Second Sunday in May
Is Mother's Day
What's that you say
Second Sunday in May?
It's Mother's Day.
MOTHER"S DAY IS THE SECOND SUNDAY IN MAY.

I have never forgotten Mother's Day since.
Today is the first Mother's Day I don't have a mother to call, to send flowers to.
I'm reminded of the first secular song I was allowed to buy:  House of Pain, by Faster Pussycat.

 http://www.youtube.com/watch?v=Q8z4SEbsqbw


My mother and father fought about this song and my right to buy it.  My mother won, somehow...and so I got the single.  I think I was in 10th grade at the time.

After she fought the battle, though, my mother would often ask me is I was in a "House of Pain" and I would always respond:  No, I just like the song.

I no longer like the song.  It's too saccharine; it's too...poorly sung.

Now, I like this song:

http://www.youtube.com/watch?v=q1moiym6-Nk

Tonight, I'm thinking of my sister and my father.  Their loss is so much more immediate than mine.  My sister has lost a friend and a mother, my father has lost a wife and a best friend.  I hurt for them.

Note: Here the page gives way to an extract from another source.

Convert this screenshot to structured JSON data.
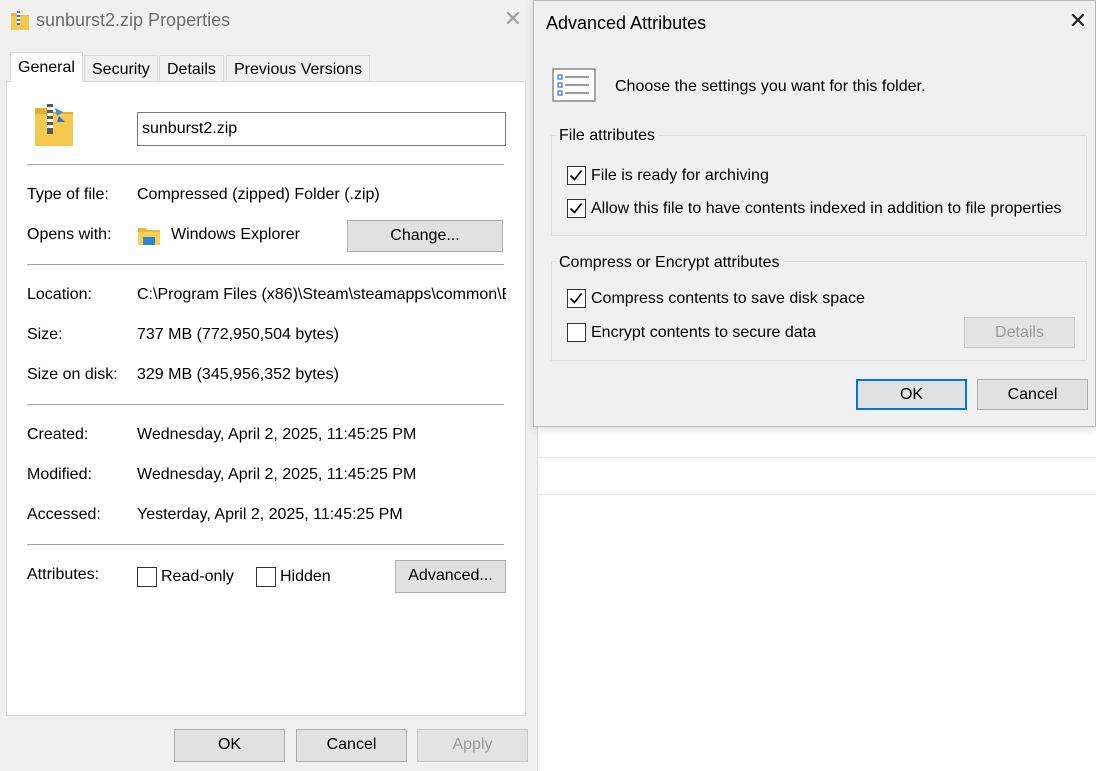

Don't get me wrong, I am sad too.  But I know the truth of things, and the truth is that I was not able to be as close to my mother as my sister and father.  It doesn't mean I didn't love her, nor does it mean that I don't miss her.  It just means that I have other holes to fill, because I've never had an emptiness in the mother department.

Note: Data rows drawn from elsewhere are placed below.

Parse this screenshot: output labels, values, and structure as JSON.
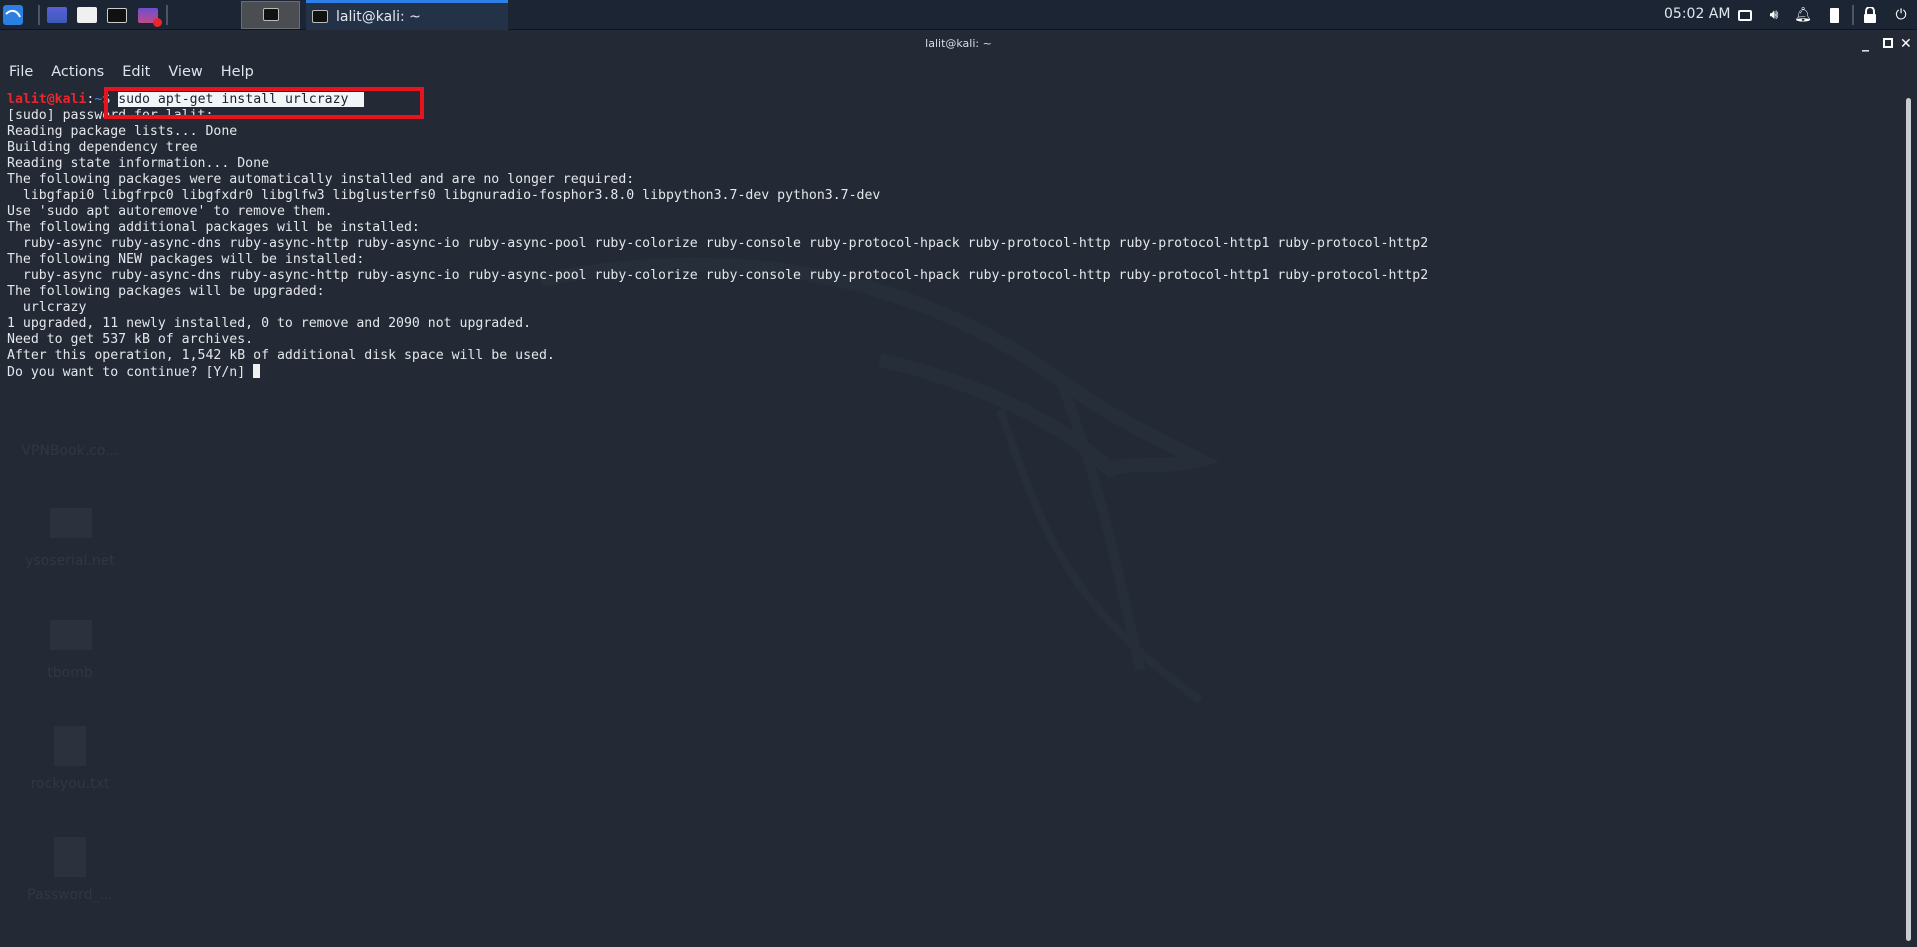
{
  "panel": {
    "task_label": "lalit@kali: ~",
    "clock": "05:02 AM",
    "icons": [
      "kali-menu-icon",
      "workspace-icon",
      "files-icon",
      "terminal-icon",
      "screen-recorder-icon",
      "display-icon",
      "volume-icon",
      "notification-bell-icon",
      "battery-icon",
      "lock-icon",
      "logout-icon"
    ]
  },
  "window": {
    "title": "lalit@kali: ~",
    "menu": [
      "File",
      "Actions",
      "Edit",
      "View",
      "Help"
    ]
  },
  "desktop": [
    "VPNBook.co...",
    "ysoserial.net",
    "tbomb",
    "rockyou.txt",
    "Password_..."
  ],
  "terminal": {
    "prompt_user": "lalit@kali",
    "prompt_sep": ":",
    "prompt_dir": "~",
    "prompt_symbol": "$",
    "command": "sudo apt-get install urlcrazy",
    "lines": [
      "[sudo] password for lalit:",
      "Reading package lists... Done",
      "Building dependency tree",
      "Reading state information... Done",
      "The following packages were automatically installed and are no longer required:",
      "  libgfapi0 libgfrpc0 libgfxdr0 libglfw3 libglusterfs0 libgnuradio-fosphor3.8.0 libpython3.7-dev python3.7-dev",
      "Use 'sudo apt autoremove' to remove them.",
      "The following additional packages will be installed:",
      "  ruby-async ruby-async-dns ruby-async-http ruby-async-io ruby-async-pool ruby-colorize ruby-console ruby-protocol-hpack ruby-protocol-http ruby-protocol-http1 ruby-protocol-http2",
      "The following NEW packages will be installed:",
      "  ruby-async ruby-async-dns ruby-async-http ruby-async-io ruby-async-pool ruby-colorize ruby-console ruby-protocol-hpack ruby-protocol-http ruby-protocol-http1 ruby-protocol-http2",
      "The following packages will be upgraded:",
      "  urlcrazy",
      "1 upgraded, 11 newly installed, 0 to remove and 2090 not upgraded.",
      "Need to get 537 kB of archives.",
      "After this operation, 1,542 kB of additional disk space will be used."
    ],
    "last_line": "Do you want to continue? [Y/n] "
  },
  "colors": {
    "highlight_box": "#e8131c",
    "prompt_user": "#e8262e",
    "accent": "#2f7fe8"
  }
}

Thanks Mom.  Happy Mother's Day.  I will never forget when it is.

Tuesday, May 4, 2010

What I don't understand about chicks. (I mean "Ladies," my apologies to Title IX)

I'm marginally respectable, have been able to hold down a good job every now and again, and have no frozen cat heads in my freezer (anymore). 

I think butterflies are one of the most wonderful creatures ever,

I watch sunsets,
I am quiet,



and I am different from everyone else.

Apparently, those qualities are quite entrancing at first.  For the ladies, I mean.  But then, the truth seeps in.  Those qualities also have a negative side, which I fully realize:

I like butterflies, therefore I am quite unlikely to think a bug needs to be squished (unless that bug is a cricket, in which case my motto is "No Mercy").
I love sunsets, but I don't like sunrises.  Every working stiff sees a sunrise; very few people in this world can actually enjoy a sunset.
I am quiet, which means I don't talk much about anything, important or not. 
I am different from everyone else means that...I am different from everyone else.  I don't care about fashion, I don't care about cars or sports or making a bunch of money or religion or politics or what anyone else thinks. 
I'm terrible at making plans; I can spell resterant better than I can pick one; I just don't think like that.

But if I were told what would make you happy, what would make you smile...I would move a mountain, grain by grain; I would empty an ocean with a fork; I would do the impossible...or at least what you thought was impossible for me to do.  Because...
I don't have a reason,
Other than a smile;
A light brush of your fingerprints on mine;
10 minutes of looking into your eyes;
 Making you a cup of coffee in the morning and a cup of tea at night.

I'm really simple.  You smile and I am happy.  I am that simple.